# Dallas Referral Bonus



## Manolo (Aug 6, 2015)

Hello, 

I am new to Lyft and has a question about the referral bonus. My friend sent me a referral code to join as a driver with a $500 bonus for both me and the person who referred me to lyft after completing 50 rides in a month. A few days ago I completed my 50 rides and we both got an email from Lyft that we are getting the bonus because I have completed the 50 rides requirement. My question is, my friend who referred me to lyft, will he get the $500 deposited directly to his account even though he does not drive lyft since he signed up? My $500 bonus will be deposited to my account this week. Thank you


----------



## McGillicutty (Jan 12, 2015)

How is your friend associated with Lyft?


----------



## Manolo (Aug 6, 2015)

McGillicutty said:


> How is your friend associated with Lyft?
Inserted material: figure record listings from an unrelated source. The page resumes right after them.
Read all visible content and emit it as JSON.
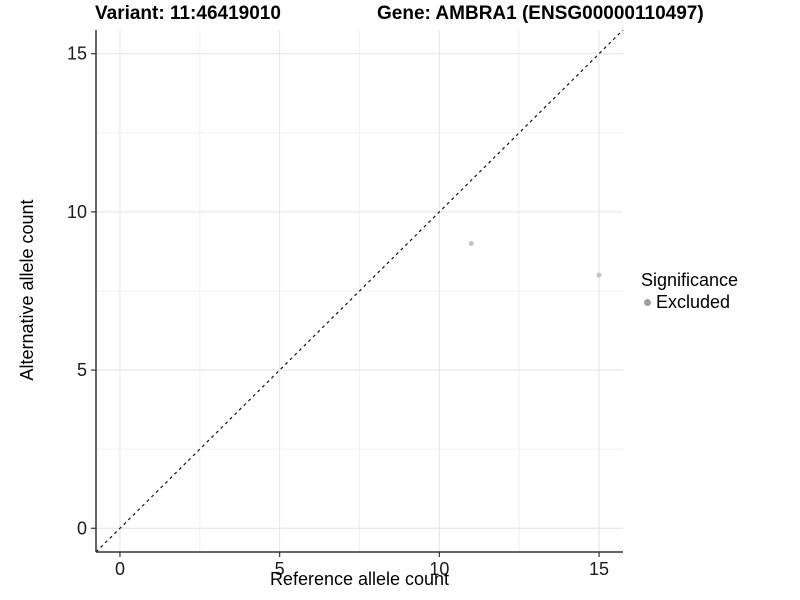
{
  "titles": {
    "variant": "Variant: 11:46419010",
    "gene": "Gene: AMBRA1 (ENSG00000110497)"
  },
  "legend": {
    "title": "Significance",
    "items": [
      {
        "label": "Excluded",
        "color": "#9e9e9e",
        "marker": "circle-icon"
      }
    ]
  },
  "colors": {
    "background": "#ffffff",
    "axis_line": "#333333",
    "tick_mark": "#333333",
    "tick_label": "#1a1a1a",
    "grid_major": "#e4e4e4",
    "grid_minor": "#f0f0f0",
    "identity_line": "#111111",
    "point": "#c4c4c4"
  },
  "chart_data": {
    "type": "scatter",
    "titles": [
      "Variant: 11:46419010",
      "Gene: AMBRA1 (ENSG00000110497)"
    ],
    "xlabel": "Reference allele count",
    "ylabel": "Alternative allele count",
    "xlim": [
      -0.75,
      15.75
    ],
    "ylim": [
      -0.75,
      15.75
    ],
    "x_ticks": [
      0,
      5,
      10,
      15
    ],
    "y_ticks": [
      0,
      5,
      10,
      15
    ],
    "x_minor_gridlines": [
      2.5,
      7.5,
      12.5
    ],
    "y_minor_gridlines": [
      2.5,
      7.5,
      12.5
    ],
    "grid": true,
    "series": [
      {
        "name": "Excluded",
        "color": "#c4c4c4",
        "points": [
          {
            "x": 11,
            "y": 9
          },
          {
            "x": 15,
            "y": 8
          }
        ]
      }
    ],
    "reference_line": {
      "type": "identity",
      "slope": 1,
      "intercept": 0,
      "style": "dashed",
      "color": "#111111"
    },
    "legend": {
      "title": "Significance",
      "position": "right",
      "entries": [
        "Excluded"
      ]
    }
  }
}
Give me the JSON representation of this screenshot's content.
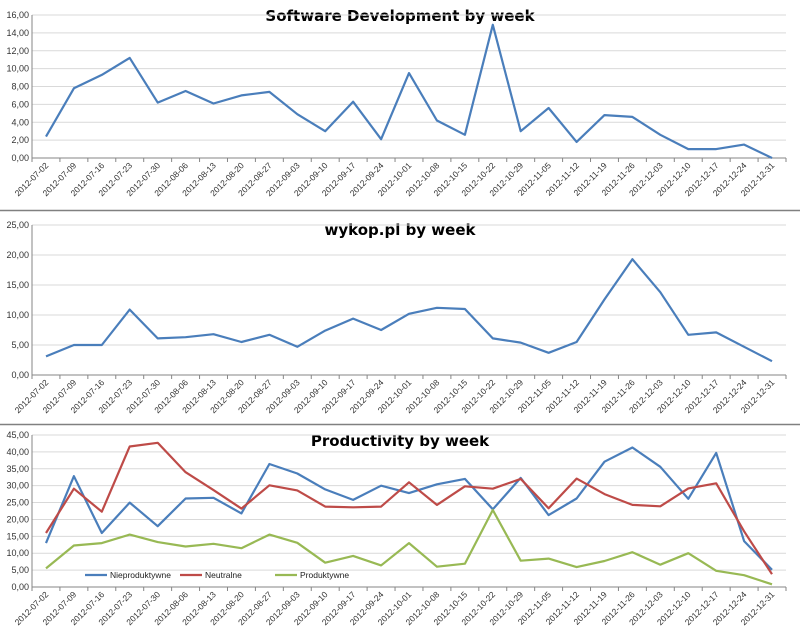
{
  "colors": {
    "blue": "#4a7ebb",
    "red": "#be4b48",
    "green": "#98b954",
    "grid": "#d9d9d9",
    "axis": "#868686",
    "separator": "#808080"
  },
  "chart_data": [
    {
      "type": "line",
      "title": "Software Development by week",
      "x": [
        "2012-07-02",
        "2012-07-09",
        "2012-07-16",
        "2012-07-23",
        "2012-07-30",
        "2012-08-06",
        "2012-08-13",
        "2012-08-20",
        "2012-08-27",
        "2012-09-03",
        "2012-09-10",
        "2012-09-17",
        "2012-09-24",
        "2012-10-01",
        "2012-10-08",
        "2012-10-15",
        "2012-10-22",
        "2012-10-29",
        "2012-11-05",
        "2012-11-12",
        "2012-11-19",
        "2012-11-26",
        "2012-12-03",
        "2012-12-10",
        "2012-12-17",
        "2012-12-24",
        "2012-12-31"
      ],
      "yticks": [
        "0,00",
        "2,00",
        "4,00",
        "6,00",
        "8,00",
        "10,00",
        "12,00",
        "14,00",
        "16,00"
      ],
      "ylim": [
        0,
        16
      ],
      "grid": true,
      "series": [
        {
          "color": "#4a7ebb",
          "values": [
            2.4,
            7.8,
            9.3,
            11.2,
            6.2,
            7.5,
            6.1,
            7.0,
            7.4,
            4.9,
            3.0,
            6.3,
            2.1,
            9.5,
            4.2,
            2.6,
            14.9,
            3.0,
            5.6,
            1.8,
            4.8,
            4.6,
            2.6,
            1.0,
            1.0,
            1.5,
            0.0
          ]
        }
      ]
    },
    {
      "type": "line",
      "title": "wykop.pl by week",
      "x": [
        "2012-07-02",
        "2012-07-09",
        "2012-07-16",
        "2012-07-23",
        "2012-07-30",
        "2012-08-06",
        "2012-08-13",
        "2012-08-20",
        "2012-08-27",
        "2012-09-03",
        "2012-09-10",
        "2012-09-17",
        "2012-09-24",
        "2012-10-01",
        "2012-10-08",
        "2012-10-15",
        "2012-10-22",
        "2012-10-29",
        "2012-11-05",
        "2012-11-12",
        "2012-11-19",
        "2012-11-26",
        "2012-12-03",
        "2012-12-10",
        "2012-12-17",
        "2012-12-24",
        "2012-12-31"
      ],
      "yticks": [
        "0,00",
        "5,00",
        "10,00",
        "15,00",
        "20,00",
        "25,00"
      ],
      "ylim": [
        0,
        25
      ],
      "grid": true,
      "series": [
        {
          "color": "#4a7ebb",
          "values": [
            3.1,
            5.0,
            5.0,
            10.9,
            6.1,
            6.3,
            6.8,
            5.5,
            6.7,
            4.7,
            7.4,
            9.4,
            7.5,
            10.2,
            11.2,
            11.0,
            6.1,
            5.4,
            3.7,
            5.5,
            12.6,
            19.3,
            13.8,
            6.7,
            7.1,
            4.7,
            2.3
          ]
        }
      ]
    },
    {
      "type": "line",
      "title": "Productivity by week",
      "x": [
        "2012-07-02",
        "2012-07-09",
        "2012-07-16",
        "2012-07-23",
        "2012-07-30",
        "2012-08-06",
        "2012-08-13",
        "2012-08-20",
        "2012-08-27",
        "2012-09-03",
        "2012-09-10",
        "2012-09-17",
        "2012-09-24",
        "2012-10-01",
        "2012-10-08",
        "2012-10-15",
        "2012-10-22",
        "2012-10-29",
        "2012-11-05",
        "2012-11-12",
        "2012-11-19",
        "2012-11-26",
        "2012-12-03",
        "2012-12-10",
        "2012-12-17",
        "2012-12-24",
        "2012-12-31"
      ],
      "yticks": [
        "0,00",
        "5,00",
        "10,00",
        "15,00",
        "20,00",
        "25,00",
        "30,00",
        "35,00",
        "40,00",
        "45,00"
      ],
      "ylim": [
        0,
        45
      ],
      "grid": true,
      "legend": "bottom-left",
      "series": [
        {
          "name": "Nieproduktywne",
          "color": "#4a7ebb",
          "values": [
            13.0,
            32.8,
            16.0,
            25.0,
            18.0,
            26.2,
            26.4,
            21.8,
            36.4,
            33.6,
            28.9,
            25.8,
            30.0,
            27.8,
            30.4,
            32.0,
            23.0,
            32.3,
            21.3,
            26.2,
            37.1,
            41.3,
            35.6,
            26.1,
            39.7,
            13.6,
            5.1
          ]
        },
        {
          "name": "Neutralne",
          "color": "#be4b48",
          "values": [
            16.0,
            29.1,
            22.3,
            41.6,
            42.7,
            34.0,
            28.7,
            23.2,
            30.1,
            28.6,
            23.8,
            23.6,
            23.8,
            31.0,
            24.3,
            29.8,
            29.1,
            32.0,
            23.3,
            32.1,
            27.5,
            24.3,
            23.9,
            29.2,
            30.7,
            16.5,
            3.8
          ]
        },
        {
          "name": "Produktywne",
          "color": "#98b954",
          "values": [
            5.5,
            12.3,
            13.0,
            15.5,
            13.3,
            12.0,
            12.8,
            11.5,
            15.5,
            13.1,
            7.2,
            9.2,
            6.4,
            13.0,
            6.0,
            6.9,
            22.8,
            7.8,
            8.4,
            5.9,
            7.7,
            10.3,
            6.6,
            10.0,
            4.8,
            3.5,
            0.8
          ]
        }
      ]
    }
  ]
}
He joined lyft as a driver 2 months ago and has not completed a single ride.


----------



## McGillicutty (Jan 12, 2015)

Manolo said:


> He joined lyft as a driver 2 months ago and has not completed a single ride.


Why wouldn't he get it electronically deposited in whatever bank account he gave them when he applied?


----------



## Manolo (Aug 6, 2015)

McGillicutty said:


> Why wouldn't he get it electronically deposited in whatever bank account he gave them when he applied?


He got the email stating that I just gave 50 rides. A $500 bonus was applied to your account for referring them to lyft. He went to his driver app and did not see the $500 referral bonus on his app. I am curious if he would get the $500 bonus deposited either this wednesday or thursday.


----------



## McGillicutty (Jan 12, 2015)

Is it on his weekly earnings summary that get's emailed on Tuesdays?


----------



## Manolo (Aug 6, 2015)

McGillicutty said:


> Is it on his weekly earnings summary that get's emailed on Tuesdays?


I havent ask him yet and see if he got a weekly payment summary.


----------



## andaas (May 19, 2015)

I think you need to not worry about your friend. This is his problem. If you got your $500, you held up your end of the deal; Lyft held up their end of the deal. Your friend, who has never driven, needs to figure his own shit out.


----------